New Six-Week Online Course | October 15 – December 1
As is well known, mindfulness meditation originated in Buddhist contemplative traditions over 2,500 years ago. Since then, the theory and practices of mindfulness have evolved in many ways, first within Asian religious traditions, and later in Western spiritual and secular contexts. Today, practitioners of Jewish mindfulness take a wide range of approaches to the Buddhist roots of mindfulness: some practice mindfulness entirely within a Jewish context, some embrace aspects of both Buddhist and Jewish traditions, and many are just perplexed by Buddhist terms, values, and social contexts with which they are unfamiliar.
The Institute for Jewish Spirituality invites you to learn with journalist, scholar, and meditation teacher Rabbi Dr. Jay Michaelson in a six-week online course, A Guide to Buddhism for the Perplexed Jewish Meditator. Through text study and discussion, we’ll learn about the teachings of Buddhism that have influenced contemporary mindfulness, and explore their original contexts. Which goals, methods, and worldviews are similar to Jewish mindfulness, and which diverge? How might we wisely navigate the process of integration? All questions, backgrounds, doubts, and curiosities are welcome – our aim is to enrich whatever Jewish, BuJu, or other forms of mindfulness and meditation you practice.
The course includes six live weekly practice sessions led by Rabbi Dr. Jay Michaelson. These sessions will run on Tuesdays from 3:00 PM – 4:00 PM ET on the following dates: October 17, 24, 31; November 14, 21, 28.
Teaching portions of live sessions will be recorded and available for all participants.
A Guide to Buddhism for the Perplexed Jewish Meditator
Meet your instructor:
Rabbi Dr. Jay Michaelson
Rabbi Dr. Jay Michaelson is a journalist, scholar, and meditation teacher. In the meditation world, Jay is on the leadership team of the New York Insight Meditation Society, having previously worked at Ten Percent Happier for four years. He co-leads the Adamah Jewish meditation retreat and teaches jhana in a Theravadan Buddhist tradition. In the journalism world, Jay is a commentator on CNN and a columnist for the Daily Beast, and worked as an LGBTQ activist for ten years. He holds a PhD in Jewish Thought from Hebrew University, a JD from Yale, and nondenominational rabbinic ordination. His books include Everything is God: The Radical Path of Nondual Judaism and The Heresy of Jacob Frank: From Jewish Messianism to Esoteric Myth, which won the 2023 National Jewish Book Award for scholarship.

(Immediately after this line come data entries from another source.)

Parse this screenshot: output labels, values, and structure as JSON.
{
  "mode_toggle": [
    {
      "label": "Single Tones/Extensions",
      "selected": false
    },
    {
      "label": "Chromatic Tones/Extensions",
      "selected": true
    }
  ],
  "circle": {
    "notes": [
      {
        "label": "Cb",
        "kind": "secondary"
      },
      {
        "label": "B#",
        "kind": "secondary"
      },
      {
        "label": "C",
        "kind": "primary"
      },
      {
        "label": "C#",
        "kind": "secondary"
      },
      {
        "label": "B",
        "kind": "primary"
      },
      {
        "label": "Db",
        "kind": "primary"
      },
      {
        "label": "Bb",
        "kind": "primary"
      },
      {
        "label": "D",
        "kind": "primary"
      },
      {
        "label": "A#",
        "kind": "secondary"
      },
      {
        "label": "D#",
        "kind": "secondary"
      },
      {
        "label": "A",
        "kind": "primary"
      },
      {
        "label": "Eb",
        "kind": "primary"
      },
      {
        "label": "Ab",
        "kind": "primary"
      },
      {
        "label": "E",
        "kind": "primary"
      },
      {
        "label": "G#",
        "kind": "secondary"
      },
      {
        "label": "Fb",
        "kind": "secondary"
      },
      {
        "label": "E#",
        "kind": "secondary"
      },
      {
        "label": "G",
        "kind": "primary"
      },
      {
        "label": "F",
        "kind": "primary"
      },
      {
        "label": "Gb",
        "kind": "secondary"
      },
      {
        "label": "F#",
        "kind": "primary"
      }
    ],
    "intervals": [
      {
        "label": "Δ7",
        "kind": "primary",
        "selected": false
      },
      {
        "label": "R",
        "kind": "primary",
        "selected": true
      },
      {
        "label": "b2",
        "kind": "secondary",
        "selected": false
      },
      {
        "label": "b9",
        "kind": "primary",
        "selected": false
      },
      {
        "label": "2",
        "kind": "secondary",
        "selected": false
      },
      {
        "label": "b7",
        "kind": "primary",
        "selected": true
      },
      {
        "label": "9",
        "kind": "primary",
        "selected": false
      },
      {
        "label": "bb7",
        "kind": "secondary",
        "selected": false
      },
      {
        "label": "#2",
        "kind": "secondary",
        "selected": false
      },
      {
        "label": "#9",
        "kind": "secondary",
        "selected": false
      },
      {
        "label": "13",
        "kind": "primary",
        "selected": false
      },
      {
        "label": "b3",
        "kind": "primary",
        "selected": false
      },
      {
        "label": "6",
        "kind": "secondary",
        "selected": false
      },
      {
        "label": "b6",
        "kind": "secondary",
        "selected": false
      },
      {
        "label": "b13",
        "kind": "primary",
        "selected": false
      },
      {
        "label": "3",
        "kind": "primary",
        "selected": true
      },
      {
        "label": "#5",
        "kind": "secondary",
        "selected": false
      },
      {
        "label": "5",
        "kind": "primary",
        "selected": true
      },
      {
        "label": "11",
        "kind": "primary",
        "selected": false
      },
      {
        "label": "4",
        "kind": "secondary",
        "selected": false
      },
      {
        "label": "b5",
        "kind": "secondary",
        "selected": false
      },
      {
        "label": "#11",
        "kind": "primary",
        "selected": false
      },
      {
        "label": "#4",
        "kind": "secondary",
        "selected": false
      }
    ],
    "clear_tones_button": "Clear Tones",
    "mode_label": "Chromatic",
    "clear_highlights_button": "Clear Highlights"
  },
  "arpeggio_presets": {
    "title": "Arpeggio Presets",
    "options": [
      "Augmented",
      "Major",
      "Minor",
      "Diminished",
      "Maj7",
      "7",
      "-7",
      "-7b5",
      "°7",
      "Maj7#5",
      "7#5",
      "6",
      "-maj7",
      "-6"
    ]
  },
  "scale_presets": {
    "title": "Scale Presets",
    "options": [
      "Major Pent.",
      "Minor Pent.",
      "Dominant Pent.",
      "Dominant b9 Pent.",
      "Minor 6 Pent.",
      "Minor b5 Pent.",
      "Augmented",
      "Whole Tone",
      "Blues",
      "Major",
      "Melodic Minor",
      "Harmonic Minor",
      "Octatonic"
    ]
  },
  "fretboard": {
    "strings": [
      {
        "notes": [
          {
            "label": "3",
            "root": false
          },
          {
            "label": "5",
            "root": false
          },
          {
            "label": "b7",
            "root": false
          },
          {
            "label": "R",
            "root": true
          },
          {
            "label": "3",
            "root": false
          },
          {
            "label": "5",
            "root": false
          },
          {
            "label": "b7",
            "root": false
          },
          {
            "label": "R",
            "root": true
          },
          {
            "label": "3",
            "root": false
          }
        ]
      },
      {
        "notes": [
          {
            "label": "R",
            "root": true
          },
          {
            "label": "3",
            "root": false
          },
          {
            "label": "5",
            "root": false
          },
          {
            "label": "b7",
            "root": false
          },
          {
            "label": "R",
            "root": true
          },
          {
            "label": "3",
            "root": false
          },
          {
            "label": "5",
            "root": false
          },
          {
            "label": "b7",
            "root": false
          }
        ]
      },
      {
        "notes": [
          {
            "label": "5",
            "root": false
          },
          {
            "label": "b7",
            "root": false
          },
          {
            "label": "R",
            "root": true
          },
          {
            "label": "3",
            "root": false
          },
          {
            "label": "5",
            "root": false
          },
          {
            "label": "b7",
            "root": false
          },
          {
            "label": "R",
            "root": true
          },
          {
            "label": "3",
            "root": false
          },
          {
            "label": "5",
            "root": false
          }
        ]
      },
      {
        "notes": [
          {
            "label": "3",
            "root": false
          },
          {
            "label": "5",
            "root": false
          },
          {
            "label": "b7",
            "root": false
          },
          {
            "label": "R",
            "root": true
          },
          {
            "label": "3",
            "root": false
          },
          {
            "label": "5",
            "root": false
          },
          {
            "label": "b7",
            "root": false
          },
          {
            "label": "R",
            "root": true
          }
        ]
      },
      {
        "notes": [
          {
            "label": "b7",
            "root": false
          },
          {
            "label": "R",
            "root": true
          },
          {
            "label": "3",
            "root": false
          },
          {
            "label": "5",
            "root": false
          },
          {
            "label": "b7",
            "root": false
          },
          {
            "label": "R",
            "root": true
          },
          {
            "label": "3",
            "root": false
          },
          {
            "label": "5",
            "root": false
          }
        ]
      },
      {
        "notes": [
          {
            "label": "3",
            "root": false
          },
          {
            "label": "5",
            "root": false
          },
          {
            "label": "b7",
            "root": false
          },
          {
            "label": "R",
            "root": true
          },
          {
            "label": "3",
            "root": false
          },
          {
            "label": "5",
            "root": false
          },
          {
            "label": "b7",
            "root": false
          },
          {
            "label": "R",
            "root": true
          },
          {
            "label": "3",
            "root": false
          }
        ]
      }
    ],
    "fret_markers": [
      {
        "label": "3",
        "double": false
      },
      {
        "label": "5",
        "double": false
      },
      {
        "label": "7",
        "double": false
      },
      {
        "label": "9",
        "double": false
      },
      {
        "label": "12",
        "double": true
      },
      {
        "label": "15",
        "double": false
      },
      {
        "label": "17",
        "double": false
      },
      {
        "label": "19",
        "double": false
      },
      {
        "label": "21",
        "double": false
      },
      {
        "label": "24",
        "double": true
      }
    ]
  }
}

About the Institute for Jewish Spirituality
Since 1999, IJS has been a leader in teaching traditional and contemporary Jewish spiritual practices that cultivate mindfulness so that each of us might act with enriched wisdom, clarity, and compassion. These practices, grounded in Jewish values and thought, enable participants to develop important skills while strengthening leadership capacities, deepening their inner lives, and connecting more meaningfully with others, Judaism, and the sacred.